New Release: OnionShare 2.3
This post was originally published on Micah Lee's blog.
After a ridiculously long sixteen months (or roughly ten years in pandemic time) I'm excited to announce that OnionShare 2.3 is out! Download it from onionshare.org.
This version includes loads of new and exciting features which you can read about in much more detail on the brand new OnionShare documentation website, docs.onionshare.org. For now though I'm just going to go over the major ones: tabs, anonymous chat, and better command line support.
Doing all the things at once
In the olden days, OnionShare only did one thing: let you securely and anonymously share files over the Tor network. With time we added new features. You could use it as an anonymous dropbox, and then later to host an onion site.
But what if you wanted to, for example, run your own anonymous dropbox as well as share files with someone? If your OnionShare was busy running a service, you couldn't run a second service without stopping the first service. This is all fixed now thanks to tabs.
Now when you open OnionShare you are presented with a blank tab that lets you choose between sharing files, receiving files, hosting a website, or chatting anonymous. You can have as many tabs open as you want at a time, and you can easily save tabs (that's what the purple thumbtack in the tab bar means) so that if you quit OnionShare and open it again later, these services can start back up with the same OnionShare addresses.
So with OnionShare 2.3 you can host a few websites, have your own personal anonymous dropbox, and securely send files to people whenever you want, all at the same time. Under the hood, the addition of tabs also makes OnionShare connect to the Tor network faster, especially if you're using a bridge.
Secure, anonymous, ephemeral chat rooms that don't log anything
Another major new feature is chat. You start a chat service, it gives you an OnionShare address, and then you send this address to everyone who is invited to the chat room (using an encrypted messaging app like Signal, for example). Then everyone loads this address in a Tor Browser, makes up a name to go by, and can have a completely private conversation.
If you're already using an encrypted messaging app, what’s the point of an OnionShare chat room? It leaves fewer traces.
If, for example, you send a message to a Signal group, a copy of your message ends up on each device (the devices, and computers if they set up Signal Desktop of each member of the group). Even if disappearing messages is turned on it’s hard to confirm all copies of the messages are actually deleted from all devices, and from any other places (like notifications databases) they may have been saved to. OnionShare chat rooms don’t store any messages anywhere, so the problem is reduced to a minimum.
OnionShare chat rooms can also be useful for people wanting to chat anonymously and securely with someone without needing to create any accounts. For example, a whistleblower can send an OnionShare address to a journalist using a disposable e-mail address, and then wait for the journalist to join the chat room, all without compromising their anonymity.

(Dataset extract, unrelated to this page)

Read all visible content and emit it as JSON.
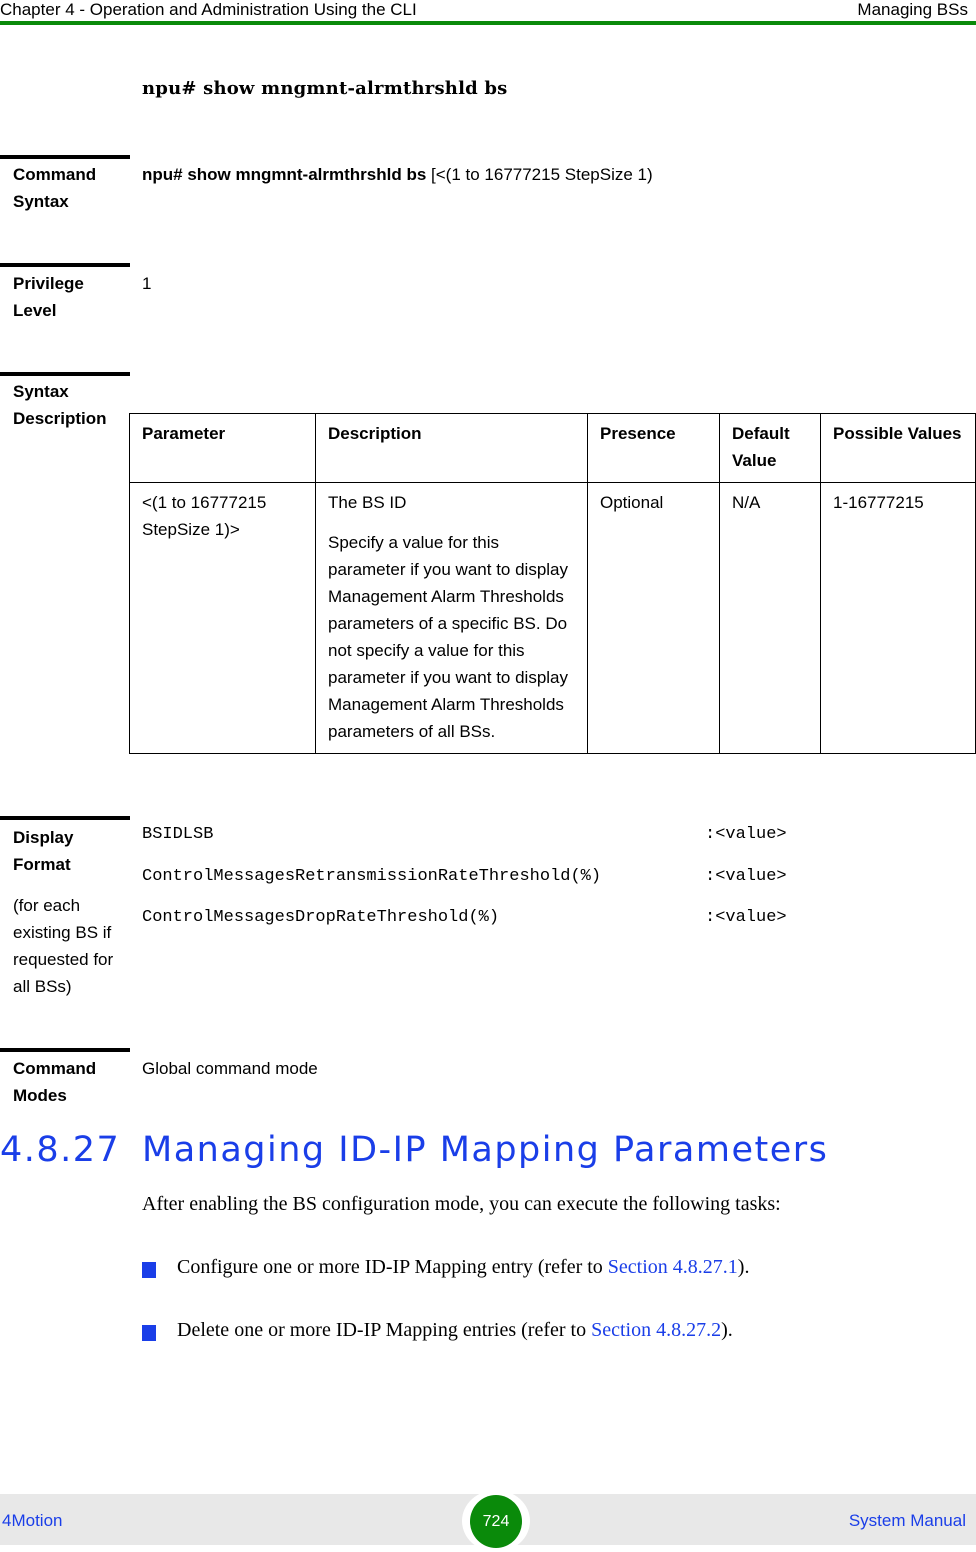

Because OnionShare relies on Tor onion services, connections between the Tor Browser and OnionShare are all end-to-end encrypted (E2EE). When someone posts a message to an OnionShare chat room, they send it to the server through their E2EE onion connection. The OnionShare server then forwards the message to all other members of the chat room through the other members' E2EE onion connections, using WebSockets. OnionShare doesn’t implement any chat encryption on its own. It relies on the Tor onion service’s encryption instead.
Huge thanks to Saptak Sengupta for developing the anonymous chat feature (doing the bulk of the work in like a single day (!), in the midst of a hacker con in Goa, India last March).
OnionShare from the command line
OnionShare 2.3 finally de-couples the command line and the graphical versions. You can install onionshare-cli
on any platform, including headless Linux servers, using pip:
pip3 install --user onionshare-cli
You also need to have tor
installed to use it from your package manager, or Homebrew if you're using macOS.
It's simple to use. For example, here's how you start a chat server:
I hope you enjoy the new version of OnionShare!
Note February 21, 2021: OnionShare 2.3 for Linux will be available in Flathub after this pull request is reviewed and merged, so hang tight. In the meantime, it's already available in Snapcraft (though it logs analytics), or you can install the .flatpak
file directly from onionshare.org/dist/2.3.
Update February 22, 2022: Version 2.3 had a bug where chat was broken :( but we just released version 2.3.1 which fixes it! :).
Update February 23, 2020: The Flatpak package is live! Linux users get it from Flathub.